Chronically severe adolescent prevaricators suffering mild to moderate speech impediments when confronted about lying underwent a two-phase incremental training program aimed at (a): Recruiting their reticent parents for treatment participation, and (b): Replacing avoidance behaviours (i.e., fact-evasion responses) with risk-free (CRF) reporting of facts. Training phase I involved consistency training consisting of verbal responses matching proximal follow-up action by the subjects, the purpose of which was to stimulate initial motivation for parental participation. Training phase II entailed a stepwise or incremental series of fact presentations involving impersonal observations (reporting neutral, positive, negative facts), transitioned to personal observations (neutral, positive and negative facts). Programmed triaging entailed both parent and child through modelling and imitation exercises conducted first within the educational/clinic setting and then practiced in the natural environment for rapid response generalization.
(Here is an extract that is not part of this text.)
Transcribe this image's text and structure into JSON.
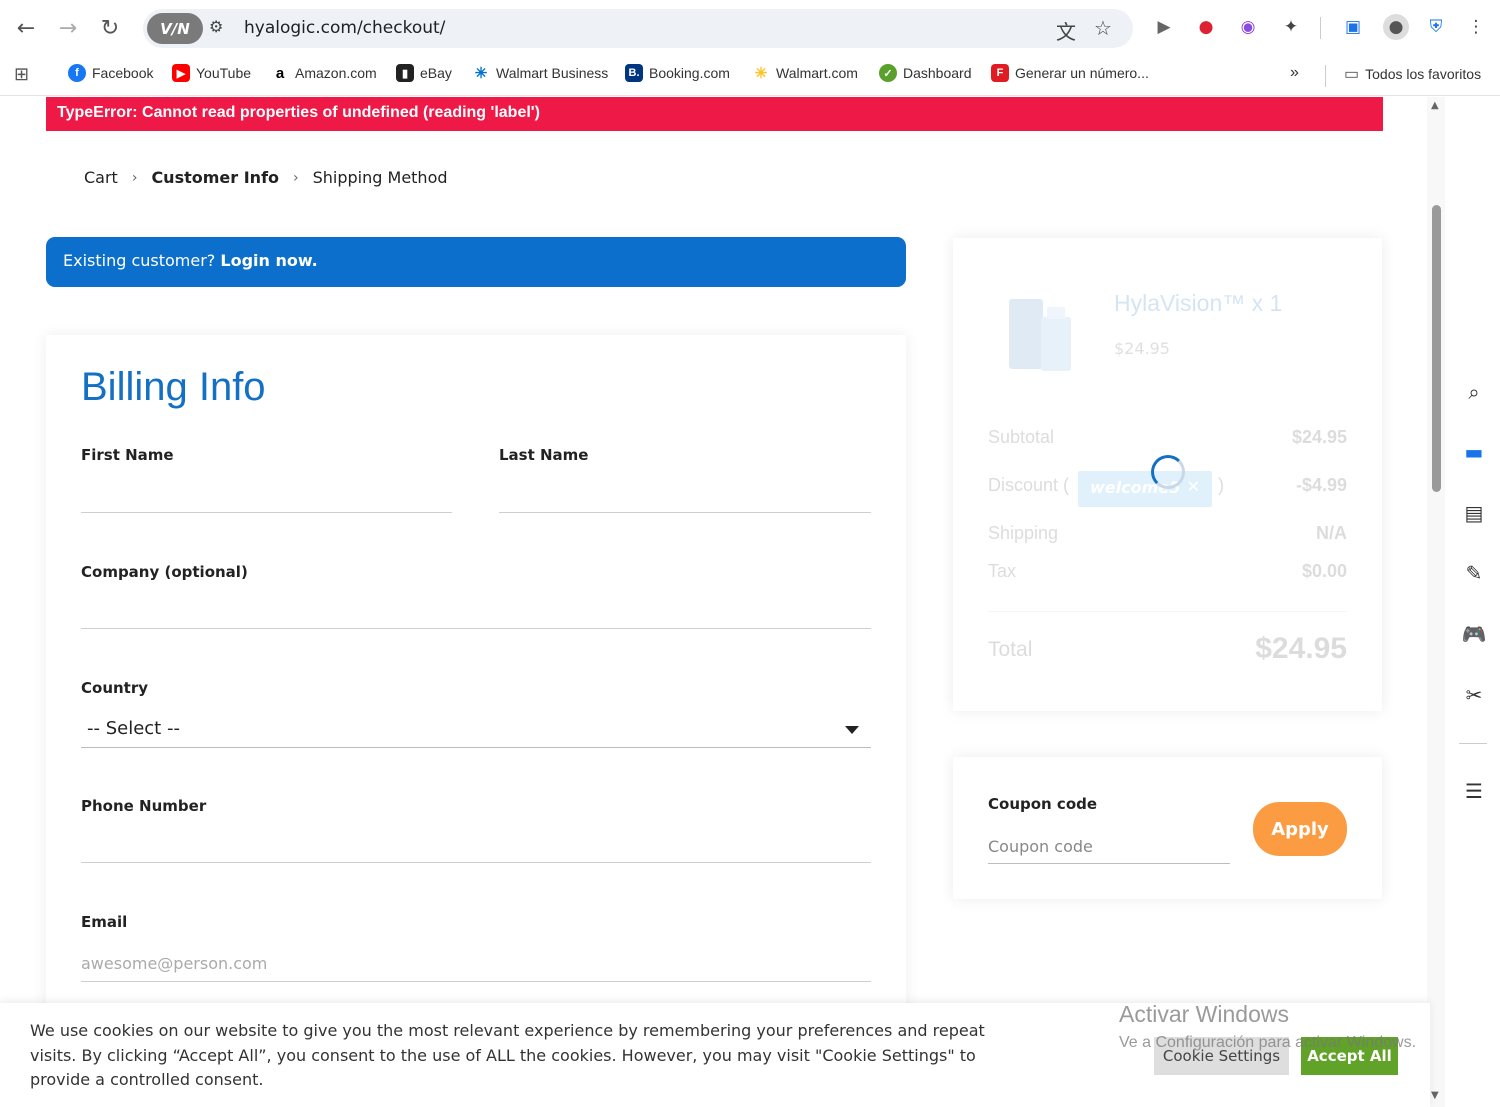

System factors considered included the parents’ propensity for anger, which suppresses the child’s truth-telling, and the child’s elimination of avoidance behaviour (lying) when risk-free, fact-statements increased. Results of changing criterion across subjects’ designs yielded significantly increased quantity and frequency of nonpersonal and personal facts that were revealed both under structured prompt conditions and free operant (improptu) conditions. Implications of fact-reporting responses competing against a severe history of avoidance are discussed regarding the advantages of reinforcement over punishment methods for correcting lying.